Newport Ensenada Race in a down year

In a normal year, the Newport- Ensenada Race, from Newport, Calif., to Ensenada in Mexico, is billed as the world’s largest international yacht race, with up to 400 boats lining up for the 125-mile contest. This is anything but a normal year, however, and entries are understandably down. Still, an impressive 125 boats will start the 62nd race today, making the race one of the world’s biggest international yacht races. Next time, we hope it regains the title of world’s biggest.

From the press release: It’s not the best of times, nor will it be the worst of times when a couple of thousand sailors on 272 boats start the 62nd Newport to Ensenada International Yacht Race at noon Friday with spectators cheering them off from Balboa Pier.

It’s a new start line—a half-mile up the beach from the entrance to Newport Bay—for the traditional 125.5-nautical mile race down the Southern California coast to Baja California, featuring an array of sailing craft from 18 to 80 feet and sailors ranging from hardcore to casual.

The forecast is for a so-so southwest breeze of 5 to 10 knots but, realizing there are two things they can’t do anything about: the economy and the wind, all hope to make the best of both over the weekend as they set sail for a smooth race and the Fiesta del Vino hosted Saturday night by the colorful resort town 60 miles south of the border.

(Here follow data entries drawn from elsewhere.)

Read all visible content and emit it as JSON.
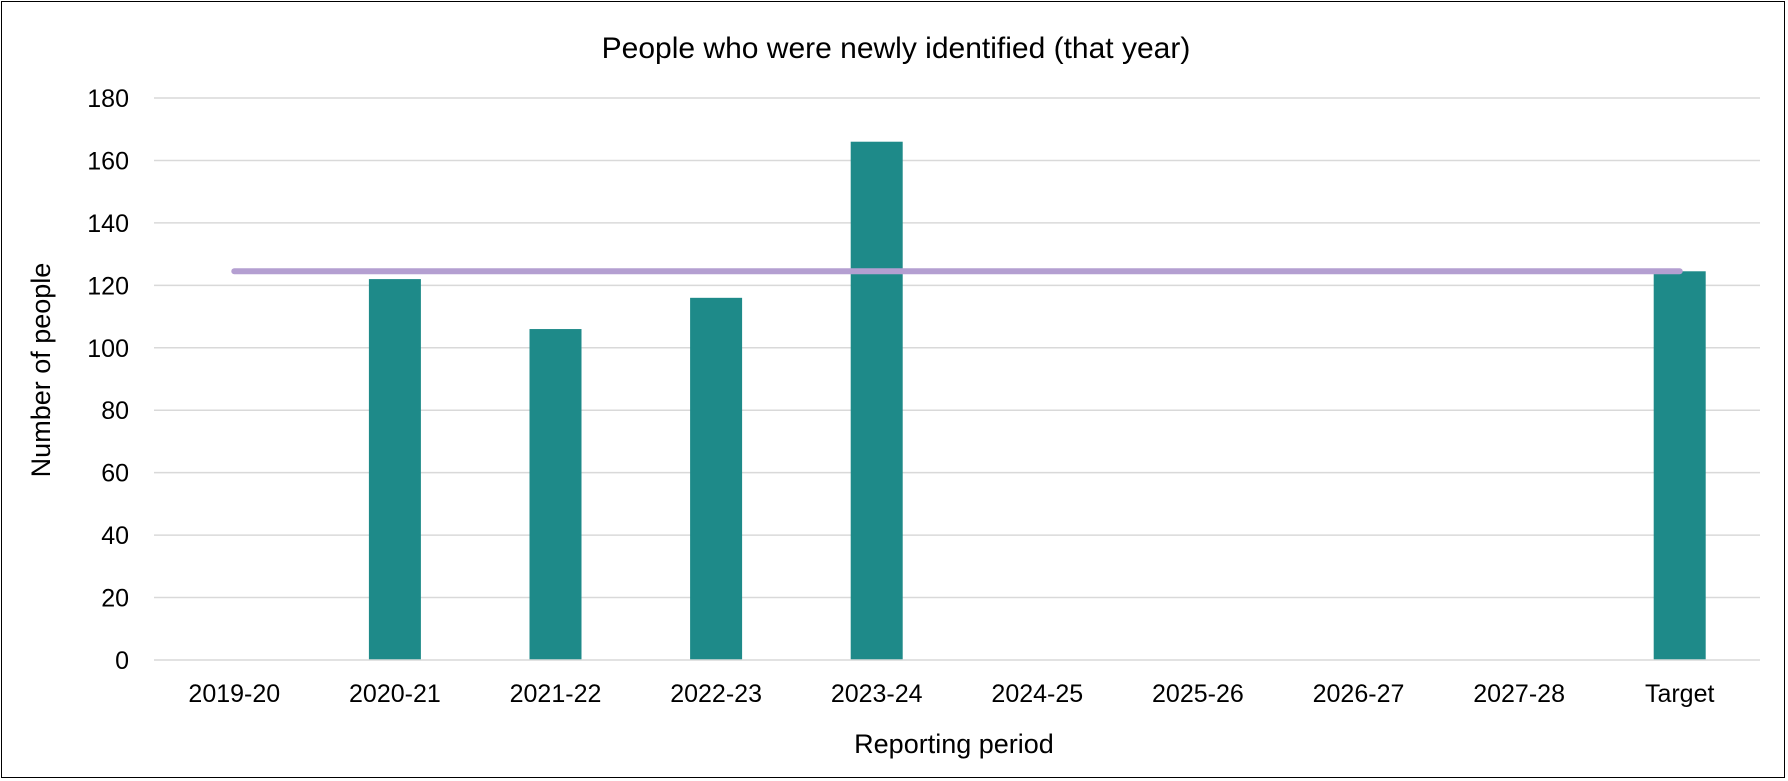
{
  "chart_data": {
    "type": "bar",
    "title": "People who were newly identified (that year)",
    "xlabel": "Reporting period",
    "ylabel": "Number of people",
    "ylim": [
      0,
      180
    ],
    "yticks": [
      "0",
      "20",
      "40",
      "60",
      "80",
      "100",
      "120",
      "140",
      "160",
      "180"
    ],
    "categories": [
      "2019-20",
      "2020-21",
      "2021-22",
      "2022-23",
      "2023-24",
      "2024-25",
      "2025-26",
      "2026-27",
      "2027-28",
      "Target"
    ],
    "series": [
      {
        "values": [
          null,
          122,
          106,
          116,
          166,
          null,
          null,
          null,
          null,
          124.5
        ]
      }
    ],
    "target_line": {
      "value": 124.5
    },
    "grid": true,
    "legend": "none",
    "colors": {
      "bar": "#1e8a89",
      "target_line": "#b49fd1",
      "grid": "#d9d9d9"
    }
  }
}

The numbers are down for what the organizing Newport Ocean Sailing Association (NOSA) has long called without argument “the world’s largest international yacht race,” averaging more than 400 entries in recent years. But the competition stands to be keen, from first to last place.

The awards ceremony in the courtyard of the Bahia Hotel Sunday afternoon will distribute awards to the best finishers in about two dozen classes, including the half-dozen “Cruz” classes for cruising-type boats that comprise, as usual, about a third of the fleet.

Others will race to PHRF handicap ratings, led by the Maxi class of the biggest and fastest boats in the first start at noon. Subsequent starts will follow every 10 minutes until the last boats go off at 1:50 p.m.   

One of the biggest winners over the years is John Szalay, a 73-year-old retired engineering executive from Corona del Mar who will be sailing his 45th Newport to Ensenada Race on Pussycat, a Peterson 34, in PHRF-I for smaller boats in. Szalay has won his class the last three years and eight times overall.

“I like to win,” he told Orange Coast Magazine.

Some may have sailed more than 45 of these races—Dick Lawrence of Orange County claims 50—but records are sketchy.

Szalay’s tip: “The race is really won at night 80 to 90 per cent of the time.”

The fastest-rated boat is Doug Baker’s Magnitude 80, an Andrews 80 from Long Beach that has finished first the last two years and held the record for one year before the current record for monohulls of 10 hours 44 minutes 54 seconds was set by one of Roy E. Disney’s Pyewackets in 2003. This time son Roy Pat Disney will sail Pyewacket II, the Santa Cruz 70 on which he broke Merlin’s 20-year-old Transpac record in 1997.

But Mag 80’s strongest contender may be David Janes and Bill Turpin’s Akela, a Reichel/Pugh 77 with a wolf logo that finished only 11 minutes 36 seconds behind Mag 80 last year and won race honors as first overall on handicap time.  

The multihull record is 6 hours 46 minutes 40 seconds set by the late Steve Fossett’s 60-foot Stars & Stripes catamaran in 1998. It’s the only boat ever to finish before sundown, and nobody has come close since.

At the other end of the scale is the competition for the coveted Brass Spittoon. For many years it was awarded to the last boat to finish before the deadline at 11 a.m. Sunday, making for some convoluted contests. Now the prize goes to the PHRF boat with the slowest corrected handicap time.

The defending champion is Patty and Don Murray’s Locura from Chula Vista, which finished early Sunday morning in PHRF-B class with a time of 40-plus hours. This year’s contenders include At Ease, a Vagabondia 38 heavy displacement, center-cockpit cruising ketch sailed by John Haupt of San Diego, who bought it on Chesapeake Bay in 1987.

Haupt said, “At Ease has the distinction of being awarded the last-place trophy in the Newport to Ensenada, the San Diego to Ensenada and the Ancient Mariner’s Regatta all in the same year. No small feat! We are looking forward to bigger and better things this year.”